On isosceles orthogonality and some geometric constants in a normed space

TL;DR

This paper investigates the James constant in normed spaces, its relation to isosceles orthogonality, and provides methods to compute it explicitly in two-dimensional polyhedral Banach spaces.

Contribution

It establishes conditions under which the James constant is attained and connects it with isosceles orthogonality, enabling explicit computation in specific spaces.

Findings

James constant is attained at orthogonal vectors.

Explicit computation of James constant in 2D polyhedral spaces.

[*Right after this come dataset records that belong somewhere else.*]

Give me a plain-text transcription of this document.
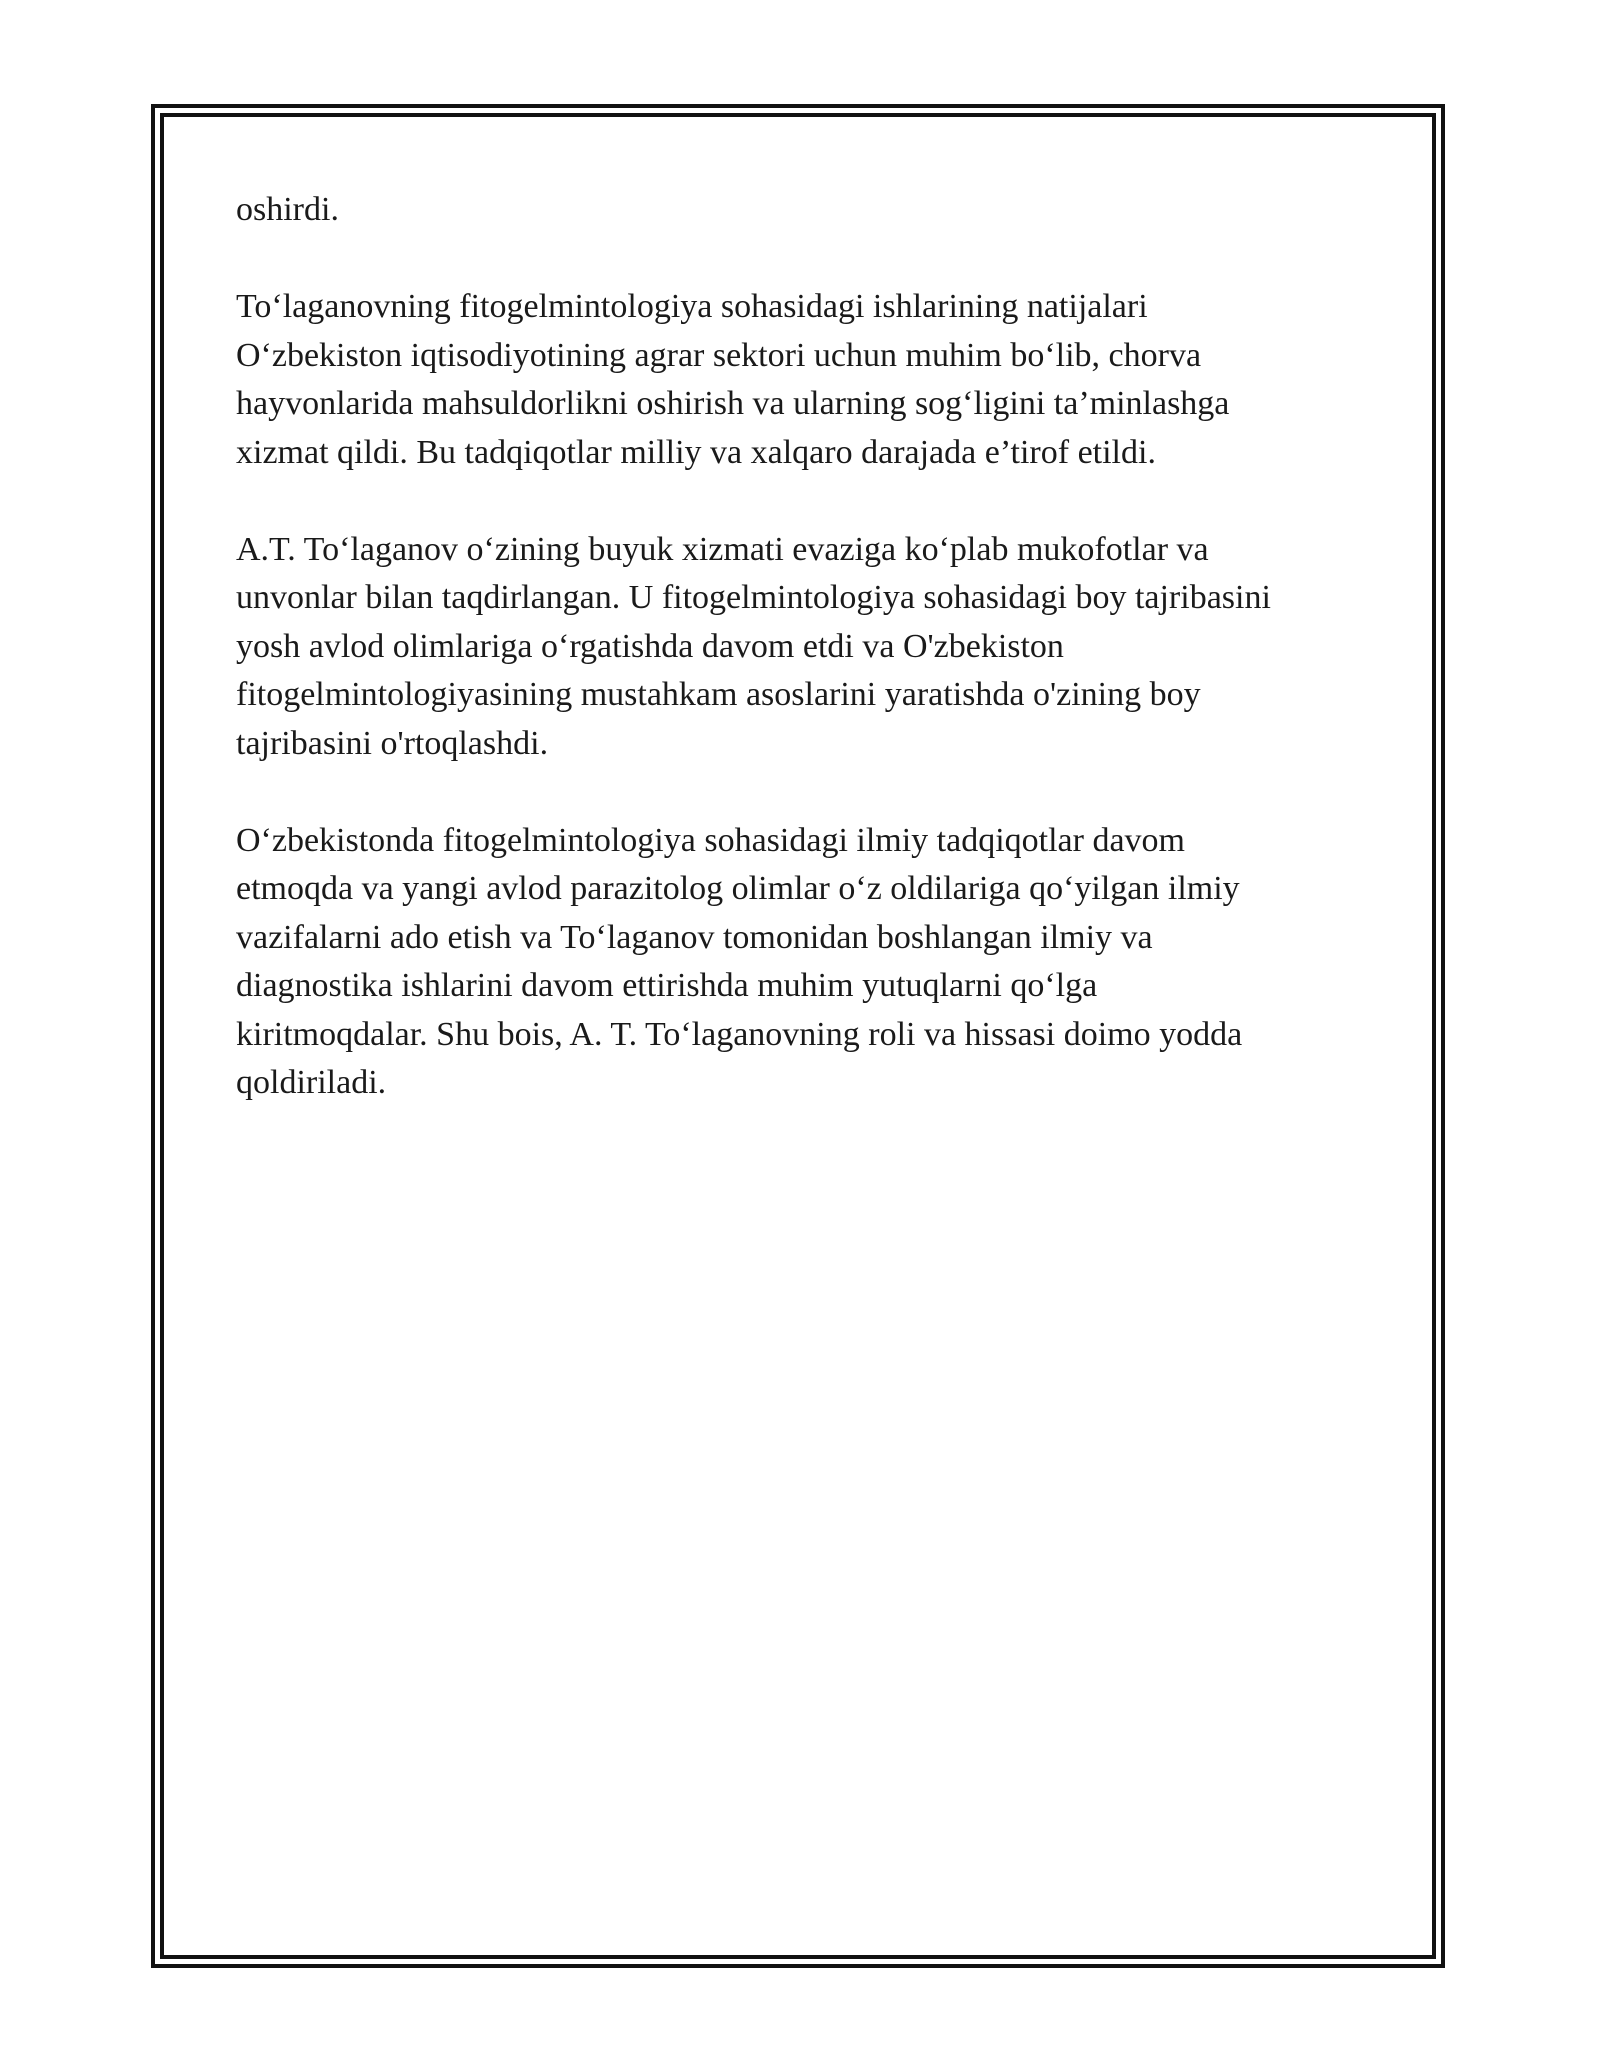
oshirdi.

To‘laganovning fitogelmintologiya sohasidagi ishlarining natijalari
O‘zbekiston iqtisodiyotining agrar sektori uchun muhim bo‘lib, chorva
hayvonlarida mahsuldorlikni oshirish va ularning sog‘ligini ta’minlashga
xizmat qildi. Bu tadqiqotlar milliy va xalqaro darajada e’tirof etildi.

A.T. To‘laganov o‘zining buyuk xizmati evaziga ko‘plab mukofotlar va
unvonlar bilan taqdirlangan. U fitogelmintologiya sohasidagi boy tajribasini
yosh avlod olimlariga o‘rgatishda davom etdi va O'zbekiston
fitogelmintologiyasining mustahkam asoslarini yaratishda o'zining boy
tajribasini o'rtoqlashdi.

O‘zbekistonda fitogelmintologiya sohasidagi ilmiy tadqiqotlar davom
etmoqda va yangi avlod parazitolog olimlar o‘z oldilariga qo‘yilgan ilmiy
vazifalarni ado etish va To‘laganov tomonidan boshlangan ilmiy va
diagnostika ishlarini davom ettirishda muhim yutuqlarni qo‘lga
kiritmoqdalar. Shu bois, A. T. To‘laganovning roli va hissasi doimo yodda
qoldiriladi.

Connection between James constant attainment and isosceles orthogonality.

Abstract

We study the James constant $J(\mathbb{X})$, an important geometric quantity associated with a normed space $ \mathbb{X} $, and explore its connection with isosceles orthogonality $ \perp_I. $ The James constant is defined as $J(\mathbb{X}) := \sup\{\min \{\|x+y\|, \|x-y\|\}: x, y \in \mathbb{X},~ \|x\|=\|y\|=1 \}.$ We prove that if $J(\mathbb{X})$ is attained for unit vectors $x, y \in \mathbb{X},$ then $x\perp_I y.$ We also show that if $\mathbb{X}$ is a two-dimensional polyhedral Banach space then $J(\mathbb{X})$ is always attained at an extreme point $z$ of the unit ball of $\mathbb{X},$ so that $J(\mathbb{X}) = \|z+y\| = \|z-y\|,$ where $ \| y \| = 1 $ and $z\perp_I y.$ This helps us to explicitly compute the James constant of a two-dimensional polyhedral Banach space in an efficient way. We further study some related problems with reference to several other geometric constants in a normed space.